Payroll and performance: exploring the relationship between the two

Ghina Fahs
May 23, 2023
Payroll and performance: exploring the relationship between the two
Core HR
Employee experience

Payroll and employee performance might seem like two completely separate aspects of a business, but they’re actually more interconnected than you might think. Before we get into the details, let's start by defining what we mean by payroll and performance. Payroll is the process of paying employees for their work (which can include their wages, salaries, and benefits), and performance is a measure of how well an employee is doing their job and meeting their goals.

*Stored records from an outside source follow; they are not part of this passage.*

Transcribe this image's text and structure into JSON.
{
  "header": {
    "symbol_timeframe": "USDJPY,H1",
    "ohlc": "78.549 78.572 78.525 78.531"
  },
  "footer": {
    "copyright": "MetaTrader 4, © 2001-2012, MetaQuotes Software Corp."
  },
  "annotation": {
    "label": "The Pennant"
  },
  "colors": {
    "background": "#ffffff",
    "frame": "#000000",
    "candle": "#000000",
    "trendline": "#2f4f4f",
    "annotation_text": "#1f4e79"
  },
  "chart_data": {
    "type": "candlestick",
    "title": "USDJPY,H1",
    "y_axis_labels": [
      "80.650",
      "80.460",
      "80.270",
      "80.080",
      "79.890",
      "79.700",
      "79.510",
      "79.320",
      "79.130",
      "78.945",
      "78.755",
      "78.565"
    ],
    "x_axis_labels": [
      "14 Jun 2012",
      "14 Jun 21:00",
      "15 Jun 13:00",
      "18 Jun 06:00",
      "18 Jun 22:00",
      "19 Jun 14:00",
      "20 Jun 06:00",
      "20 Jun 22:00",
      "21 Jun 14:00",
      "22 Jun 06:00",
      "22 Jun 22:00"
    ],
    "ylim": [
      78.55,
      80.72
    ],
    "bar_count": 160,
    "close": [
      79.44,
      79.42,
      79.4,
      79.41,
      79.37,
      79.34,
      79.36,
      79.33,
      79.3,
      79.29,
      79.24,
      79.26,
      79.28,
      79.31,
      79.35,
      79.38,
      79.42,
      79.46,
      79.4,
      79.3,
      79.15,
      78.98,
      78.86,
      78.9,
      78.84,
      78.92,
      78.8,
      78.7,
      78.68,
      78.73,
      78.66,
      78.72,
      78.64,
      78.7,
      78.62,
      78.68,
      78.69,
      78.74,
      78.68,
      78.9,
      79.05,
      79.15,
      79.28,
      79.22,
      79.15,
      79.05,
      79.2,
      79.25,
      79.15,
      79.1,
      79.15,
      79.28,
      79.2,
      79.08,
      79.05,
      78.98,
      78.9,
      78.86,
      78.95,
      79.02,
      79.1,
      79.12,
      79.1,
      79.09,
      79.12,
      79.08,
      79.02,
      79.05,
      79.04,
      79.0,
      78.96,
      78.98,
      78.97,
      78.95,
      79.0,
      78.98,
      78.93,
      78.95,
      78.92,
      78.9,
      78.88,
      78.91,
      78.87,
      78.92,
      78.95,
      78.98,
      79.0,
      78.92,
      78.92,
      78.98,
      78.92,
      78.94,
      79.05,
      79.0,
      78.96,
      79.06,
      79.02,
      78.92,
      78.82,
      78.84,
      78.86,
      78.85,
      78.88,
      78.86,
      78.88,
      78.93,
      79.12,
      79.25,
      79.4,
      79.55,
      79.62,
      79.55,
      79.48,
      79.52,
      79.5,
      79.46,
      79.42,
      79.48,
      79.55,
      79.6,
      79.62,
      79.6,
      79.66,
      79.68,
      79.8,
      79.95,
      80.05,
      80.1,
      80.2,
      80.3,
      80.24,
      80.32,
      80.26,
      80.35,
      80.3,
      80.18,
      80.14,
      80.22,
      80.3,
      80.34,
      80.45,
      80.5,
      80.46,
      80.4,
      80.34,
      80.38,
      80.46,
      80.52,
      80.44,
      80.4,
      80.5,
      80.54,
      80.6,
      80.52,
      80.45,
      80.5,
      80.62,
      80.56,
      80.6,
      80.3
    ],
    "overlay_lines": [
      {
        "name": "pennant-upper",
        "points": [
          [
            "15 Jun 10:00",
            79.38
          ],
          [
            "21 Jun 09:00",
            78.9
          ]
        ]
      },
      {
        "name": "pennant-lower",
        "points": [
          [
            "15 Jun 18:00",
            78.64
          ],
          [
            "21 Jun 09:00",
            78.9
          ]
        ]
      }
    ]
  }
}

In this article, we'll dive into the interesting relationship between these two topics and how to make sure that the connection is a beneficial one that positively impacts your company's success.


How are they connected?

When compensation is fair, accurate, and timely:


While pay alone is not sufficient enough for job satisfaction, paying employees fairly and competitively is one contributor to keeping them motivated and engaged. When employees feel that they’re paid fairly for their work, they’re more likely to be satisfied with their jobs and perform better.

Research shows that giving employees fair rewards for their hard work leads to an upgrade in their efficiency and overall job performance. Even though this productivity boost might only be around 3%, it can snowball into bigger gains as employees become more motivated and focused. Plus, when employees feel valued and rewarded, they're less likely to leave in search of greener pastures just to make ends meet.

To add to that, employee salaries must arrive accurately and on time, every time. If your people are worried about their paychecks being delayed or incorrect, this can lead to increased stress and anxiety, which can negatively impact their performance. On the other hand, if your employees are confident they’ll be paid accurately and on time, they’ll have one less thing to distract them from staying focused and engaged at work.

As an HR manager or business owner, it's your responsibility to ensure that your employees are receiving their salaries worry-free. This involves keeping track of hours worked, calculating taxes and deductions, and ensuring compliance with labor laws. Keep in mind that if payroll is done manually, it can be far more time-consuming, error-prone, or lead to delays in payment.

This is where payroll automation (insert link to alfii article) comes in. By automating payroll processes, you can streamline your payroll operations, reduce the risk of errors, and ensure that your employees are paid accurately and on time. (Automate your payroll process with alfii for free in just a few clicks)

When incentives are clear:


Additionally, some employees—such as those in sales or business development roles—can benefit greatly from linking pay to performance, such as tying compensation to specific performance metrics, such as sales targets or customer satisfaction ratings. This compensation strategy is one powerful way to incentivize employees to achieve better results, because they have a clear incentive to perform well and contribute to the company's success.

Of course, it's important to ensure that these performance metrics are meaningful and achievable, and that employees have the necessary resources and support to meet them. Otherwise, tying pay to performance can create a high-pressure environment that leads to burnout and disengagement.

Another way that payroll and performance are connected through clear incentives is with the use of bonuses and other forms of variable pay. These types of compensation are typically awarded based on an employee's performance over a certain period of time, such as quarterly or annually. By offering these incentives, employers can motivate employees to work harder and achieve better results, while also providing a tangible reward for their efforts.

It's worth noting, however, that bonuses and other variable pay schemes should be used carefully. If they’re seen as arbitrary or unfair, they can actually have the opposite effect and demotivate employees. So it's important to communicate clearly and transparently about how these incentives are awarded and what employees need to do to qualify for them.


With that being said, what can employers do to make sure the connection between payroll and performance is a positive one?

Here are a few tips:

  • Establish clear and fair pay structures: Employees need to feel that they are being paid fairly for their work. This means clear pay ranges and ensuring that compensation is appropriate for and in line with their skills, experience, and performance.
  • Communicate openly and transparently: Employees need to understand how their pay is determined and what they need to do to qualify for bonuses and other incentives. Make sure to communicate this information clearly and transparently, so that employees feel motivated and empowered to perform well.
  • Offer meaningful incentives: Bonuses and other forms of variable pay can be powerful motivators, but they need to be tied to meaningful performance metrics that employees can control. Make sure to offer incentives that are achievable and that provide a tangible reward for employees' efforts.
  • Provide support and resources: To perform well, employees need the necessary resources and support. This could include training and development opportunities, access to technology and tools, and a supportive work environment.
  • Make automation your best friend: By automating your payroll processes, you can make everything run smoothly, reduce the chance of mistakes, and make sure that your hardworking employees get paid correctly and right on schedule.


In conclusion, the connection between payroll and performance is a strong one, and it's important for HR leaders, compensation owners and payroll managers to understand how to create a fair, clear and sustainable system.